Arenaviruses, such as Lassa, Lujo, and Machupo viruses, can cause severe and deadly hemorrhagic fever diseases in humans, and there are limited preventative and treatment options against these diseases. Development of broad-spectrum antiviral drugs depends on a better mechanistic understanding of the conserved arenavirus proteins in viral infection. The nucleoprotein (NPs) of all arenaviruses carry a unique exoribonuclease (RNase) domain that has been shown to be critical for the suppression of type I interferons. However, the functional roles of the NP RNase in arenavirus replication and host immune suppression have not been characterized systematically. Using a prototype arenavirus, Pichinde virus (PICV), we characterized the viral growth and innate immune suppression of recombinant RNase-defective mutants in both cell culture and guinea pig models.
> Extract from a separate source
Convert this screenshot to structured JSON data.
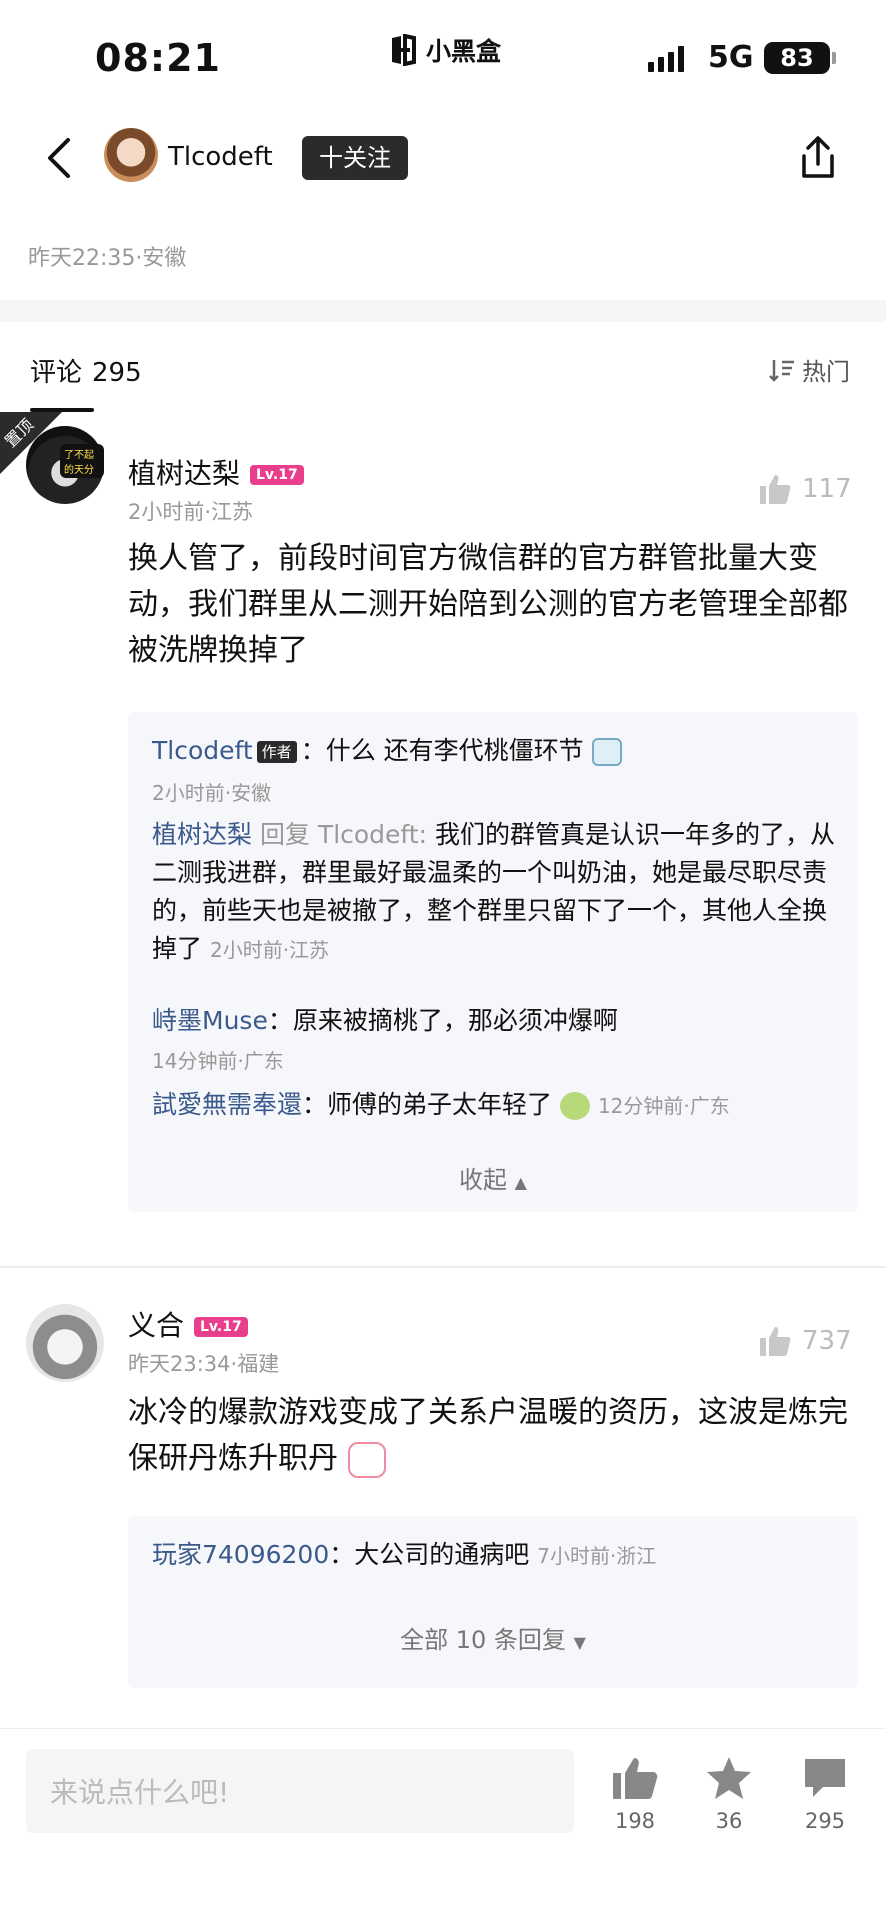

Our study suggests that the NP RNase plays an essential role in the suppression of host innate immunity, and possibly in viral RNA replication, and that it can serve as a novel target for developing antiviral drugs against arenavirus pathogens.
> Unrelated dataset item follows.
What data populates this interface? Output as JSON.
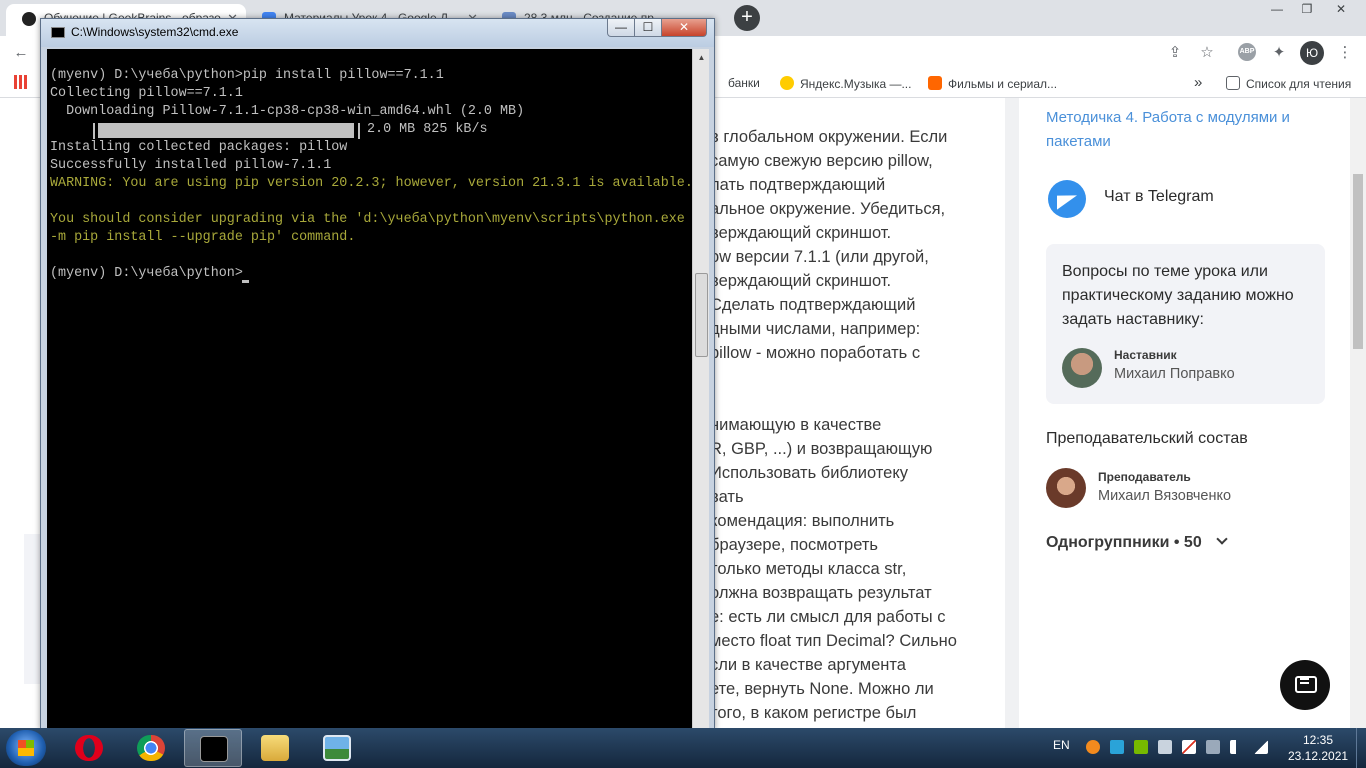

沙粒病毒可导致人类严重出血热疾病,针对这些疾病的预防和治疗措施有限。先前对沙粒病毒核蛋白(NP)的结构和功能分析揭示了一个保守的DEDDH核酸外切酶(核糖核酸酶)结构域,该结构域对I型干扰素(IFN)抑制很重要,但NP核糖核酸酶在病毒复制和宿主免疫抑制中的生物学作用尚未得到充分表征。用原型沙粒病毒皮钦德病毒(PICV)感染豚鼠可作为沙粒病毒出血热的替代小动物模型。在本报告中,我们表明PICV NP的五个核糖核酸酶催化残基中的每一个发生突变都会降低IFN抑制活性,并略微降低病毒RNA复制活性。具有核糖核酸酶催化突变的重组PICV可诱导高水平的IFN,并且在具有IFN活性的A549细胞中几乎无法生长,这与野生型(WT)病毒形成鲜明对比,而在缺乏IFN的Vero细胞中,WT和突变病毒都可以相对高水平地复制。感染豚鼠后,核糖核酸酶突变病毒会刺激强烈的IFN反应,无法有效复制,并可能成为WT回复株。核糖核酸酶突变体在体外连续传代也可产生WT回复株。因此,NP核糖核酸酶功能对于允许建立有效的早期病毒感染的先天免疫抑制至关重要,并且它可能部分参与病毒RNA复制过程。
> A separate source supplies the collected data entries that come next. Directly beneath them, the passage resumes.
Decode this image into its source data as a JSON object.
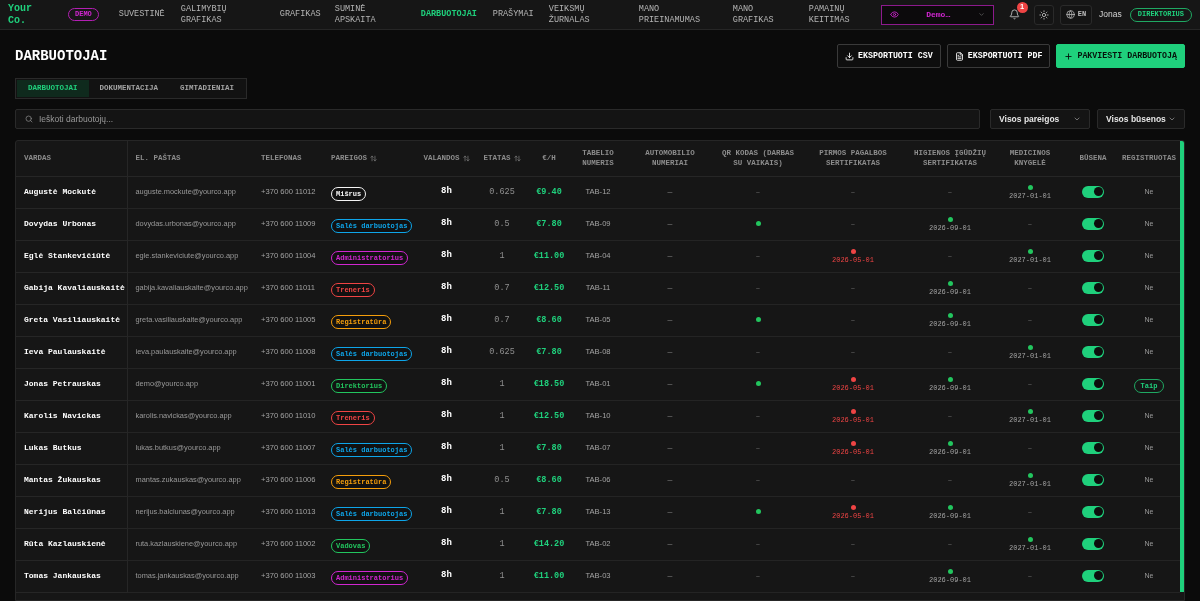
{
  "topbar": {
    "logo": "Your Co.",
    "env_badge": "DEMO",
    "nav": [
      {
        "label": "SUVESTINĖ",
        "selected": false
      },
      {
        "label": "GALIMYBIŲ GRAFIKAS",
        "selected": false
      },
      {
        "label": "GRAFIKAS",
        "selected": false
      },
      {
        "label": "SUMINĖ APSKAITA",
        "selected": false
      },
      {
        "label": "DARBUOTOJAI",
        "selected": true
      },
      {
        "label": "PRAŠYMAI",
        "selected": false
      },
      {
        "label": "VEIKSMŲ ŽURNALAS",
        "selected": false
      },
      {
        "label": "MANO PRIEINAMUMAS",
        "selected": false
      },
      {
        "label": "MANO GRAFIKAS",
        "selected": false
      },
      {
        "label": "PAMAINŲ KEITIMAS",
        "selected": false
      }
    ],
    "view_as": {
      "value": "Demo…"
    },
    "notifications": {
      "count": "1"
    },
    "language": "EN",
    "user": "Jonas",
    "role": "DIREKTORIUS"
  },
  "page": {
    "title": "DARBUOTOJAI",
    "actions": [
      {
        "kind": "download",
        "label": "EKSPORTUOTI CSV"
      },
      {
        "kind": "file",
        "label": "EKSPORTUOTI PDF"
      },
      {
        "kind": "primary",
        "label": "PAKVIESTI DARBUOTOJĄ"
      }
    ]
  },
  "tabs": [
    {
      "label": "DARBUOTOJAI",
      "selected": true
    },
    {
      "label": "DOKUMENTACIJA",
      "selected": false
    },
    {
      "label": "GIMTADIENIAI",
      "selected": false
    }
  ],
  "search": {
    "placeholder": "Ieškoti darbuotojų..."
  },
  "filters": [
    {
      "value": "Visos pareigos"
    },
    {
      "value": "Visos būsenos"
    }
  ],
  "table": {
    "columns": [
      {
        "label": "VARDAS",
        "sortable": false
      },
      {
        "label": "EL. PAŠTAS",
        "sortable": false
      },
      {
        "label": "TELEFONAS",
        "sortable": false
      },
      {
        "label": "PAREIGOS",
        "sortable": true
      },
      {
        "label": "VALANDOS",
        "sortable": true
      },
      {
        "label": "ETATAS",
        "sortable": true
      },
      {
        "label": "€/H",
        "sortable": false
      },
      {
        "label": "TABELIO NUMERIS",
        "sortable": false
      },
      {
        "label": "AUTOMOBILIO NUMERIAI",
        "sortable": false
      },
      {
        "label": "QR KODAS (DARBAS SU VAIKAIS)",
        "sortable": false
      },
      {
        "label": "PIRMOS PAGALBOS SERTIFIKATAS",
        "sortable": false
      },
      {
        "label": "HIGIENOS ĮGŪDŽIŲ SERTIFIKATAS",
        "sortable": false
      },
      {
        "label": "MEDICINOS KNYGELĖ",
        "sortable": false
      },
      {
        "label": "BŪSENA",
        "sortable": false
      },
      {
        "label": "REGISTRUOTAS",
        "sortable": false
      }
    ],
    "rows": [
      {
        "name": "Augustė Mockutė",
        "email": "auguste.mockute@yourco.app",
        "phone": "+370 600 11012",
        "role": {
          "label": "Mišrus",
          "color": "#f5f5f5"
        },
        "hours": "8h",
        "fte": "0.625",
        "rate": "€9.40",
        "tab_no": "TAB-12",
        "car": "—",
        "qr": {
          "kind": "dash",
          "text": "–"
        },
        "first_aid": {
          "kind": "dash",
          "text": "–"
        },
        "hygiene": {
          "kind": "dash",
          "text": "–"
        },
        "medical": {
          "kind": "date",
          "color": "#22c55e",
          "date": "2027-01-01",
          "expiring": false
        },
        "active": true,
        "registered": {
          "label": "Ne",
          "on": false
        }
      },
      {
        "name": "Dovydas Urbonas",
        "email": "dovydas.urbonas@yourco.app",
        "phone": "+370 600 11009",
        "role": {
          "label": "Salės darbuotojas",
          "color": "#0ea5e9"
        },
        "hours": "8h",
        "fte": "0.5",
        "rate": "€7.80",
        "tab_no": "TAB-09",
        "car": "—",
        "qr": {
          "kind": "dot",
          "color": "#22c55e"
        },
        "first_aid": {
          "kind": "dash",
          "text": "–"
        },
        "hygiene": {
          "kind": "date",
          "color": "#22c55e",
          "date": "2026-09-01",
          "expiring": false
        },
        "medical": {
          "kind": "dash",
          "text": "–"
        },
        "active": true,
        "registered": {
          "label": "Ne",
          "on": false
        }
      },
      {
        "name": "Eglė Stankevičiūtė",
        "email": "egle.stankeviciute@yourco.app",
        "phone": "+370 600 11004",
        "role": {
          "label": "Administratorius",
          "color": "#d026d0"
        },
        "hours": "8h",
        "fte": "1",
        "rate": "€11.00",
        "tab_no": "TAB-04",
        "car": "—",
        "qr": {
          "kind": "dash",
          "text": "–"
        },
        "first_aid": {
          "kind": "date",
          "color": "#ef4444",
          "date": "2026-05-01",
          "expiring": true
        },
        "hygiene": {
          "kind": "dash",
          "text": "–"
        },
        "medical": {
          "kind": "date",
          "color": "#22c55e",
          "date": "2027-01-01",
          "expiring": false
        },
        "active": true,
        "registered": {
          "label": "Ne",
          "on": false
        }
      },
      {
        "name": "Gabija Kavaliauskaitė",
        "email": "gabija.kavaliauskaite@yourco.app",
        "phone": "+370 600 11011",
        "role": {
          "label": "Treneris",
          "color": "#ef4444"
        },
        "hours": "8h",
        "fte": "0.7",
        "rate": "€12.50",
        "tab_no": "TAB-11",
        "car": "—",
        "qr": {
          "kind": "dash",
          "text": "–"
        },
        "first_aid": {
          "kind": "dash",
          "text": "–"
        },
        "hygiene": {
          "kind": "date",
          "color": "#22c55e",
          "date": "2026-09-01",
          "expiring": false
        },
        "medical": {
          "kind": "dash",
          "text": "–"
        },
        "active": true,
        "registered": {
          "label": "Ne",
          "on": false
        }
      },
      {
        "name": "Greta Vasiliauskaitė",
        "email": "greta.vasiliauskaite@yourco.app",
        "phone": "+370 600 11005",
        "role": {
          "label": "Registratūra",
          "color": "#f59e0b"
        },
        "hours": "8h",
        "fte": "0.7",
        "rate": "€8.60",
        "tab_no": "TAB-05",
        "car": "—",
        "qr": {
          "kind": "dot",
          "color": "#22c55e"
        },
        "first_aid": {
          "kind": "dash",
          "text": "–"
        },
        "hygiene": {
          "kind": "date",
          "color": "#22c55e",
          "date": "2026-09-01",
          "expiring": false
        },
        "medical": {
          "kind": "dash",
          "text": "–"
        },
        "active": true,
        "registered": {
          "label": "Ne",
          "on": false
        }
      },
      {
        "name": "Ieva Paulauskaitė",
        "email": "ieva.paulauskaite@yourco.app",
        "phone": "+370 600 11008",
        "role": {
          "label": "Salės darbuotojas",
          "color": "#0ea5e9"
        },
        "hours": "8h",
        "fte": "0.625",
        "rate": "€7.80",
        "tab_no": "TAB-08",
        "car": "—",
        "qr": {
          "kind": "dash",
          "text": "–"
        },
        "first_aid": {
          "kind": "dash",
          "text": "–"
        },
        "hygiene": {
          "kind": "dash",
          "text": "–"
        },
        "medical": {
          "kind": "date",
          "color": "#22c55e",
          "date": "2027-01-01",
          "expiring": false
        },
        "active": true,
        "registered": {
          "label": "Ne",
          "on": false
        }
      },
      {
        "name": "Jonas Petrauskas",
        "email": "demo@yourco.app",
        "phone": "+370 600 11001",
        "role": {
          "label": "Direktorius",
          "color": "#22c55e"
        },
        "hours": "8h",
        "fte": "1",
        "rate": "€18.50",
        "tab_no": "TAB-01",
        "car": "—",
        "qr": {
          "kind": "dot",
          "color": "#22c55e"
        },
        "first_aid": {
          "kind": "date",
          "color": "#ef4444",
          "date": "2026-05-01",
          "expiring": true
        },
        "hygiene": {
          "kind": "date",
          "color": "#22c55e",
          "date": "2026-09-01",
          "expiring": false
        },
        "medical": {
          "kind": "dash",
          "text": "–"
        },
        "active": true,
        "registered": {
          "label": "Taip",
          "on": true
        }
      },
      {
        "name": "Karolis Navickas",
        "email": "karolis.navickas@yourco.app",
        "phone": "+370 600 11010",
        "role": {
          "label": "Treneris",
          "color": "#ef4444"
        },
        "hours": "8h",
        "fte": "1",
        "rate": "€12.50",
        "tab_no": "TAB-10",
        "car": "—",
        "qr": {
          "kind": "dash",
          "text": "–"
        },
        "first_aid": {
          "kind": "date",
          "color": "#ef4444",
          "date": "2026-05-01",
          "expiring": true
        },
        "hygiene": {
          "kind": "dash",
          "text": "–"
        },
        "medical": {
          "kind": "date",
          "color": "#22c55e",
          "date": "2027-01-01",
          "expiring": false
        },
        "active": true,
        "registered": {
          "label": "Ne",
          "on": false
        }
      },
      {
        "name": "Lukas Butkus",
        "email": "lukas.butkus@yourco.app",
        "phone": "+370 600 11007",
        "role": {
          "label": "Salės darbuotojas",
          "color": "#0ea5e9"
        },
        "hours": "8h",
        "fte": "1",
        "rate": "€7.80",
        "tab_no": "TAB-07",
        "car": "—",
        "qr": {
          "kind": "dash",
          "text": "–"
        },
        "first_aid": {
          "kind": "date",
          "color": "#ef4444",
          "date": "2026-05-01",
          "expiring": true
        },
        "hygiene": {
          "kind": "date",
          "color": "#22c55e",
          "date": "2026-09-01",
          "expiring": false
        },
        "medical": {
          "kind": "dash",
          "text": "–"
        },
        "active": true,
        "registered": {
          "label": "Ne",
          "on": false
        }
      },
      {
        "name": "Mantas Žukauskas",
        "email": "mantas.zukauskas@yourco.app",
        "phone": "+370 600 11006",
        "role": {
          "label": "Registratūra",
          "color": "#f59e0b"
        },
        "hours": "8h",
        "fte": "0.5",
        "rate": "€8.60",
        "tab_no": "TAB-06",
        "car": "—",
        "qr": {
          "kind": "dash",
          "text": "–"
        },
        "first_aid": {
          "kind": "dash",
          "text": "–"
        },
        "hygiene": {
          "kind": "dash",
          "text": "–"
        },
        "medical": {
          "kind": "date",
          "color": "#22c55e",
          "date": "2027-01-01",
          "expiring": false
        },
        "active": true,
        "registered": {
          "label": "Ne",
          "on": false
        }
      },
      {
        "name": "Nerijus Balčiūnas",
        "email": "nerijus.balciunas@yourco.app",
        "phone": "+370 600 11013",
        "role": {
          "label": "Salės darbuotojas",
          "color": "#0ea5e9"
        },
        "hours": "8h",
        "fte": "1",
        "rate": "€7.80",
        "tab_no": "TAB-13",
        "car": "—",
        "qr": {
          "kind": "dot",
          "color": "#22c55e"
        },
        "first_aid": {
          "kind": "date",
          "color": "#ef4444",
          "date": "2026-05-01",
          "expiring": true
        },
        "hygiene": {
          "kind": "date",
          "color": "#22c55e",
          "date": "2026-09-01",
          "expiring": false
        },
        "medical": {
          "kind": "dash",
          "text": "–"
        },
        "active": true,
        "registered": {
          "label": "Ne",
          "on": false
        }
      },
      {
        "name": "Rūta Kazlauskienė",
        "email": "ruta.kazlauskiene@yourco.app",
        "phone": "+370 600 11002",
        "role": {
          "label": "Vadovas",
          "color": "#22c55e"
        },
        "hours": "8h",
        "fte": "1",
        "rate": "€14.20",
        "tab_no": "TAB-02",
        "car": "—",
        "qr": {
          "kind": "dash",
          "text": "–"
        },
        "first_aid": {
          "kind": "dash",
          "text": "–"
        },
        "hygiene": {
          "kind": "dash",
          "text": "–"
        },
        "medical": {
          "kind": "date",
          "color": "#22c55e",
          "date": "2027-01-01",
          "expiring": false
        },
        "active": true,
        "registered": {
          "label": "Ne",
          "on": false
        }
      },
      {
        "name": "Tomas Jankauskas",
        "email": "tomas.jankauskas@yourco.app",
        "phone": "+370 600 11003",
        "role": {
          "label": "Administratorius",
          "color": "#d026d0"
        },
        "hours": "8h",
        "fte": "1",
        "rate": "€11.00",
        "tab_no": "TAB-03",
        "car": "—",
        "qr": {
          "kind": "dash",
          "text": "–"
        },
        "first_aid": {
          "kind": "dash",
          "text": "–"
        },
        "hygiene": {
          "kind": "date",
          "color": "#22c55e",
          "date": "2026-09-01",
          "expiring": false
        },
        "medical": {
          "kind": "dash",
          "text": "–"
        },
        "active": true,
        "registered": {
          "label": "Ne",
          "on": false
        }
      }
    ]
  }
}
拉沙病毒、卢乔病毒和马丘波病毒等沙粒病毒可导致人类严重且致命的出血热疾病,针对这些疾病的预防和治疗选择有限。广谱抗病毒药物的开发依赖于对病毒感染中保守的沙粒病毒蛋白有更好的机制理解。所有沙粒病毒的核蛋白(NP)都携带一个独特的核酸外切酶(核糖核酸酶)结构域,该结构域已被证明对I型干扰素的抑制至关重要。然而,NP核糖核酸酶在沙粒病毒复制和宿主免疫抑制中的功能作用尚未得到系统表征。我们使用原型沙粒病毒皮钦德病毒(PICV),在细胞培养和豚鼠模型中表征了重组核糖核酸酶缺陷突变体的病毒生长和先天免疫抑制。我们的研究表明,NP核糖核酸酶在抑制宿主先天免疫中起重要作用,可能也参与病毒RNA复制,并且它可以作为开发针对沙粒病毒病原体的抗病毒药物的新靶点。